In 1974, under the Local Government Act 1972, the city had its territory enlarged, gaining the parishes of Warndon and St Peter the Great County and it became a non-metropolitan district, with Hereford and Worcester County Council providing county-level services. Worcester retained its borough status, allowing the chair of the council to take the title of mayor, whilst its city status was re-conferred on the enlarged district, allowing the council to take the name Worcester City Council. Hereford and Worcester was abolished in 1998, since when a re-established Worcestershire County Council has been the upper-tier authority for Worcester.

==Political control==
The council has been under no overall control since 2022. Following the 2024 election, Labour had most seats and formed a minority administration.

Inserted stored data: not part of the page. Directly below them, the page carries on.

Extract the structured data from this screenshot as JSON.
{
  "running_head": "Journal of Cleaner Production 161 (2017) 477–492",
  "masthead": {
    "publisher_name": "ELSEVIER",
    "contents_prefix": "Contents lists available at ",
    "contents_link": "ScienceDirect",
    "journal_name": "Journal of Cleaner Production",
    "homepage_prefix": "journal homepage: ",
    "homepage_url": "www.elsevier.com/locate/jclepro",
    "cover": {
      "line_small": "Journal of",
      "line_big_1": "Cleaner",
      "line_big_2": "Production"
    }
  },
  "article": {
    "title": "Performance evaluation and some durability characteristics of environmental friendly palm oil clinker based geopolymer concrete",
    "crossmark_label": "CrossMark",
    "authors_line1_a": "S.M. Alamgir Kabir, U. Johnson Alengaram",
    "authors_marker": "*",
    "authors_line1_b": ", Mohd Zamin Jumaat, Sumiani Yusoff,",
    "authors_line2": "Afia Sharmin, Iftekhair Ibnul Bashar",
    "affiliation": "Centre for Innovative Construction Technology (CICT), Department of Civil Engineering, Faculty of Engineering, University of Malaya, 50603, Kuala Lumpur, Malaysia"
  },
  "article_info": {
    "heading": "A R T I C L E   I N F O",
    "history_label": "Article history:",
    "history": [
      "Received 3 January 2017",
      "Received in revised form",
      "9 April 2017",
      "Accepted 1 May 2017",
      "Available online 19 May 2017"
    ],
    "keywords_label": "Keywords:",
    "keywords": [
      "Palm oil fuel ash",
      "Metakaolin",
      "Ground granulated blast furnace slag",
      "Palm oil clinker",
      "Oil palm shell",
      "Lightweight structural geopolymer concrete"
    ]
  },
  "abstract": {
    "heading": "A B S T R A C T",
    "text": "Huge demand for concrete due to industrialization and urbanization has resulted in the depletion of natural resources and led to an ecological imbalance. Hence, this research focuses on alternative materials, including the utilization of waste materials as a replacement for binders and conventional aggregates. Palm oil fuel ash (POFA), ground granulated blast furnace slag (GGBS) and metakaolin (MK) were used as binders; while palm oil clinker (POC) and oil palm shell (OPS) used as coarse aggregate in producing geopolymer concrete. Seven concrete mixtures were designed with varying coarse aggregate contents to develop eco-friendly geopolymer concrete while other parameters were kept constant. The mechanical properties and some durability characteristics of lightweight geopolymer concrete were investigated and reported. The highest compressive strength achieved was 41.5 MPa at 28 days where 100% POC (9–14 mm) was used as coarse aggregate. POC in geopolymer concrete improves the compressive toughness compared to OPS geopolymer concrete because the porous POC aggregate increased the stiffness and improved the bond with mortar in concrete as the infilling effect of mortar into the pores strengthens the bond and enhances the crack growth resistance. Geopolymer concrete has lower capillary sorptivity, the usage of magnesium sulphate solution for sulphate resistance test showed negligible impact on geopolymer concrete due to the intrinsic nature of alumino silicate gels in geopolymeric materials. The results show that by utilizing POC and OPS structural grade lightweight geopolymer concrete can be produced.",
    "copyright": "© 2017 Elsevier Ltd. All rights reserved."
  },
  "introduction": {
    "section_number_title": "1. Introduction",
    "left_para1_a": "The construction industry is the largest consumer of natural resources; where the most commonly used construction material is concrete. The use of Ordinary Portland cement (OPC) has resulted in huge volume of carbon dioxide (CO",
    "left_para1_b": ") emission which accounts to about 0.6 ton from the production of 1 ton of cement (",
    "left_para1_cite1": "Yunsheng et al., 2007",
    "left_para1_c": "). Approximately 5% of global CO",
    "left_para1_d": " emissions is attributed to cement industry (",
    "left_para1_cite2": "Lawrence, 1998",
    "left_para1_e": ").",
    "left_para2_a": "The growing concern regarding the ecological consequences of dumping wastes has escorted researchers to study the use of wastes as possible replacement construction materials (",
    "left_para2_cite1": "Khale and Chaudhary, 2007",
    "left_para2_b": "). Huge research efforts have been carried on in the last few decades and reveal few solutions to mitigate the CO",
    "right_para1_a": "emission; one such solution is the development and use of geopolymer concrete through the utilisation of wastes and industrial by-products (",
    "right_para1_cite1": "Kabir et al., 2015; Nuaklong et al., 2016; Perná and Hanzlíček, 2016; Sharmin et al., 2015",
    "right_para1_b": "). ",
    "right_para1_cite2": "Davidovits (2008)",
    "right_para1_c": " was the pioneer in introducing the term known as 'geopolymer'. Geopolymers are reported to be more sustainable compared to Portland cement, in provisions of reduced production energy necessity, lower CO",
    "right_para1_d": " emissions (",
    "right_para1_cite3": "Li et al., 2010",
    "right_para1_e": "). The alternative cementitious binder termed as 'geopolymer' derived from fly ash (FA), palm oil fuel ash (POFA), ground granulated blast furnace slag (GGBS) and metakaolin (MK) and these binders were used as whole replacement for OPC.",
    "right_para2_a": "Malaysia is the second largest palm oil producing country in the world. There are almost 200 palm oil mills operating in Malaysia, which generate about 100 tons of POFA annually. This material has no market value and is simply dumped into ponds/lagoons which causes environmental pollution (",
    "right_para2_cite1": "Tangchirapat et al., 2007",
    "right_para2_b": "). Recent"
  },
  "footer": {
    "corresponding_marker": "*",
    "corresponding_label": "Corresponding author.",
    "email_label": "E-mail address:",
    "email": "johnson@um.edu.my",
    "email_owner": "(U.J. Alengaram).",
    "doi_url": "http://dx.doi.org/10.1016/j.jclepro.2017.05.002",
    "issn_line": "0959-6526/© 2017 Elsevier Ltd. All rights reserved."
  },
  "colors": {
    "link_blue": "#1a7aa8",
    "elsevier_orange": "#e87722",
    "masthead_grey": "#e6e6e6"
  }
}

Political control of the council since the 1974 reforms has been as follows:

| Party in control |  | Years |
|---|---|---|
|  | No overall control | 1974–1976 |
|  | Conservative | 1976–1980 |
|  | Labour | 1980–1983 |
|  | No overall control | 1983–1986 |
|  | Labour | 1986–2000 |
|  | No overall control | 2000–2003 |
|  | Conservative | 2003–2007 |
|  | No overall control | 2007–2011 |
|  | Conservative | 2011–2012 |
|  | No overall control | 2012–2015 |
|  | Conservative | 2015–2016 |
|  | No overall control | 2016–2021 |
|  | Conservative | 2021–2022 |
|  | No overall control | 2022–present |

===Leadership===
The role of Mayor of Worcester is largely ceremonial, with political leadership instead provided by the leader of the council. The leaders since 2002 have been:

| Councillor | Party |  | From | To | Notes |
| Margaret Wills |  | Labour | May 1998 | May 1999 |  |
| Stephen Inman |  | Conservative | 2002 | May 2006 |  |
| Simon Geraghty |  | Conservative | May 2006 | 14 May 2013 |  |
| Adrian Gregson |  | Labour | 14 May 2013 | 3 Jun 2014 |  |
| Simon Geraghty |  | Conservative | 3 Jun 2014 | 5 Feb 2016 |  |
| Marc Bayliss |  | Conservative | 23 Feb 2016 | 17 May 2016 |  |
| Adrian Gregson |  | Labour | 17 May 2016 | 27 Mar 2018 |  |
| Marc Bayliss |  | Conservative | 27 Mar 2018 | 29 Nov 2022 |  |
| Chris Mitchell |  | Conservative | 29 Nov 2022 | May 2023 |  |
| Lynn Denham |  | Labour | 16 May 2023 | May 2024 | Joint leaders |
| Marjory Bisset |  | Green |
| Lynn Denham |  | Labour | 14 May 2024 |  |  |

===Composition===
Following the 2024 election, and subsequent changes of allegiance up to August 2026, the composition of the council was as follows:

| Party |  | Seats |
|---|---|---|
|  | Labour | 17 |
|  | Green | 11 |
|  | Liberal Democrats | 5 |
|  | Reform | 1 |
|  | Independent | 1 |
| Total |  | 35 |

==Elections==

Since the last boundary changes in 2024 the council has comprised 35 councillors representing 16 wards, with each ward electing two or three councillors. Elections are held every four years.

==Premises==
The city council is based at Worcester Guildhall on the High Street in the city centre. The current guildhall was built in 1723 on a site which had been occupied by a guildhall since about 1227.